И не забыть, как среди ночи подскочил он от свистящего шёпота: «Немцы!» Вышний ветер растянул облака, с вечера обложившие небо, вода смутно блистала. Весь сотрясаемый ознобной дрожью, зубом на зуб не попадая спросонья, больше всего в свои семнадцать лет боясь, что ещё за труса сочтут, Третьяков вглядывался из-за бруствера и ничего не мог разглядеть. Только от напряжения, от холода слезы текли из глаз. Вдруг от кустов неслышно откачнулась волна. Ещё одна. И пошли по воде, укачивая на себе лунный свет. Тень за тенью, без всплеска, из куста в куст — четверо. Только волна возникала и отделялась.
Там, в кустах, всех четверых положили из карабинов. И по молодой своей глупости полез он поглядеть на немцев: какие они? Что-то в самом себе хотел выяснить. Полез и едва не погиб: один из разведчиков оказался живой ещё. На себе Третьяков притащил его и, когда перевязывал, уже слабевшего, покрывавшегося смертной испариной, с удивлением не находил в себе ни злобы к нему, ни ненависти, хоть немец этот только что в него стрелял.

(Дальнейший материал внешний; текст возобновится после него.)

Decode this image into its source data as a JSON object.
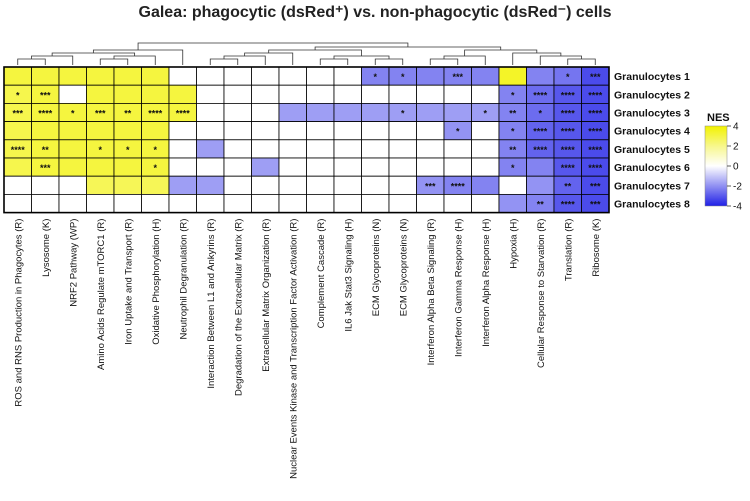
{
  "chart_data": {
    "type": "heatmap",
    "title": "Galea: phagocytic (dsRed⁺) vs. non-phagocytic (dsRed⁻) cells",
    "rows": [
      "Granulocytes 1",
      "Granulocytes 2",
      "Granulocytes 3",
      "Granulocytes 4",
      "Granulocytes 5",
      "Granulocytes 6",
      "Granulocytes 7",
      "Granulocytes 8"
    ],
    "columns": [
      "ROS and RNS Production in Phagocytes (R)",
      "Lysosome (K)",
      "NRF2 Pathway (WP)",
      "Amino Acids Regulate mTORC1 (R)",
      "Iron Uptake and Transport (R)",
      "Oxidative Phosphorylation (H)",
      "Neutrophil Degranulation (R)",
      "Interaction Between L1 and Ankyrins (R)",
      "Degradation of the Extracellular Matrix (R)",
      "Extracellular Matrix Organization (R)",
      "Nuclear Events Kinase and Transcription Factor Activation (R)",
      "Complement Cascade (R)",
      "IL6 Jak Stat3 Signaling (H)",
      "ECM Glycoproteins (N)",
      "ECM Glycoproteins (N)",
      "Interferon Alpha Beta Signaling (R)",
      "Interferon Gamma Response (H)",
      "Interferon Alpha Response (H)",
      "Hypoxia (H)",
      "Cellular Response to Starvation (R)",
      "Translation (R)",
      "Ribosome (K)"
    ],
    "values": [
      [
        2.5,
        2.5,
        2.5,
        2.5,
        2.5,
        2.5,
        0,
        0,
        0,
        0,
        0,
        0,
        0,
        -1.5,
        -1.5,
        -1.5,
        -1.5,
        -1.5,
        3,
        -1.5,
        -1.8,
        -2.8
      ],
      [
        2.2,
        2.5,
        0,
        2.5,
        2.5,
        2.5,
        2.5,
        0,
        0,
        0,
        0,
        0,
        0,
        0,
        0,
        0,
        0,
        0,
        -1.5,
        -2,
        -2.5,
        -2.8
      ],
      [
        2.2,
        2.5,
        2.5,
        2.5,
        2.5,
        2.5,
        2.5,
        0,
        0,
        0,
        -1,
        -1,
        -1,
        -1,
        -1,
        -1,
        -1,
        -1,
        -1.5,
        -2,
        -2.5,
        -2.8
      ],
      [
        2.2,
        2.5,
        2.5,
        2.5,
        2.5,
        2.5,
        0,
        0,
        0,
        0,
        0,
        0,
        0,
        0,
        0,
        0,
        -1.2,
        0,
        -1.5,
        -2.2,
        -2.5,
        -2.8
      ],
      [
        2.2,
        2.5,
        2.5,
        2.5,
        2.5,
        2.5,
        0,
        -1,
        0,
        0,
        0,
        0,
        0,
        0,
        0,
        0,
        0,
        0,
        -1.5,
        -2.2,
        -2.5,
        -2.8
      ],
      [
        2.2,
        2.5,
        2.5,
        2.5,
        2.5,
        2.5,
        0,
        0,
        0,
        -1,
        0,
        0,
        0,
        0,
        0,
        0,
        0,
        0,
        -1.5,
        -1.5,
        -2.5,
        -2.8
      ],
      [
        0,
        0,
        0,
        2,
        2,
        2,
        -1,
        -1,
        0,
        0,
        0,
        0,
        0,
        0,
        0,
        -1.2,
        -1.5,
        -1.5,
        0,
        -1.2,
        -2.2,
        -2.8
      ],
      [
        0,
        0,
        0,
        0,
        0,
        0,
        0,
        0,
        0,
        0,
        0,
        0,
        0,
        0,
        0,
        0,
        0,
        0,
        -1.2,
        -1.5,
        -2.5,
        -2.8
      ]
    ],
    "significance": [
      [
        "",
        "",
        "",
        "",
        "",
        "",
        "",
        "",
        "",
        "",
        "",
        "",
        "",
        "*",
        "*",
        "",
        "***",
        "",
        "",
        "",
        "*",
        "***"
      ],
      [
        "*",
        "***",
        "",
        "",
        "",
        "",
        "",
        "",
        "",
        "",
        "",
        "",
        "",
        "",
        "",
        "",
        "",
        "",
        "*",
        "****",
        "****",
        "****"
      ],
      [
        "***",
        "****",
        "*",
        "***",
        "**",
        "****",
        "****",
        "",
        "",
        "",
        "",
        "",
        "",
        "",
        "*",
        "",
        "",
        "*",
        "**",
        "*",
        "****",
        "****"
      ],
      [
        "",
        "",
        "",
        "",
        "",
        "",
        "",
        "",
        "",
        "",
        "",
        "",
        "",
        "",
        "",
        "",
        "*",
        "",
        "*",
        "****",
        "****",
        "****"
      ],
      [
        "****",
        "**",
        "",
        "*",
        "*",
        "*",
        "",
        "",
        "",
        "",
        "",
        "",
        "",
        "",
        "",
        "",
        "",
        "",
        "**",
        "****",
        "****",
        "****"
      ],
      [
        "",
        "***",
        "",
        "",
        "",
        "*",
        "",
        "",
        "",
        "",
        "",
        "",
        "",
        "",
        "",
        "",
        "",
        "",
        "*",
        "",
        "****",
        "****"
      ],
      [
        "",
        "",
        "",
        "",
        "",
        "",
        "",
        "",
        "",
        "",
        "",
        "",
        "",
        "",
        "",
        "***",
        "****",
        "",
        "",
        "",
        "**",
        "***"
      ],
      [
        "",
        "",
        "",
        "",
        "",
        "",
        "",
        "",
        "",
        "",
        "",
        "",
        "",
        "",
        "",
        "",
        "",
        "",
        "",
        "**",
        "****",
        "***"
      ]
    ],
    "legend": {
      "title": "NES",
      "ticks": [
        4,
        2,
        0,
        -2,
        -4
      ],
      "range": [
        -4,
        4
      ],
      "colors": {
        "high": "#f2f200",
        "mid": "#ffffff",
        "low": "#2020e6"
      }
    },
    "dendrogram": true
  }
}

Он до сих пор так и не выяснил для себя многого, но война шла третий год и, что непонятно, стало привычно и просто. По своим законам текло время на войне: что было давно, иногда приблизится ясно, словно это вчерашнее, а самое долгое, самое нескончаемое, то, что происходит сейчас. Казалось, он уже полжизни сидит на этой выгоревшей высотке, втянувшись в привычное фронтовое состояние, когда спал — не спал в любой час и спать готов и подхватиться по тревоге. И многое он знал уже про своих бойцов, сидевших с ним вместе. Младший, Обухов, рыжеватый и чернобровый, весь по смуглому лицу осыпанный коричневыми пятнами веснушек, в свои неполные восемнадцать лет воевал охотно. Все он посмеивался над связистом Суя-ровым, который больше, чем вдвое, был старше его:
— Ты расскажи, расскажи лейтенанту, за что тебе срок впаяли?
И сам же начинал рассказывать, светя синеватыми белками глаз:
— Ему водку на нюх подносить нельзя. Он весь проспиртованный: грамм выпьет, за себя не отвечает. Сколько ты лет получил до войны?
Суяров пригнетенно отмалчивался. Было что-то ненадёжное в нем, в его улыбке, временами искательной, обнажавшей чёрные от табака зубы. Но чаще он только мигал, когда разговор шёл про него, и сосредоточенно сосал мокрую иссосанную цигарку, до синевы напиваясь табачным дымом. И почему-то неприятно было смотреть, как у него сам по себе вздрагивает, копошится обрубок безымянного пальца.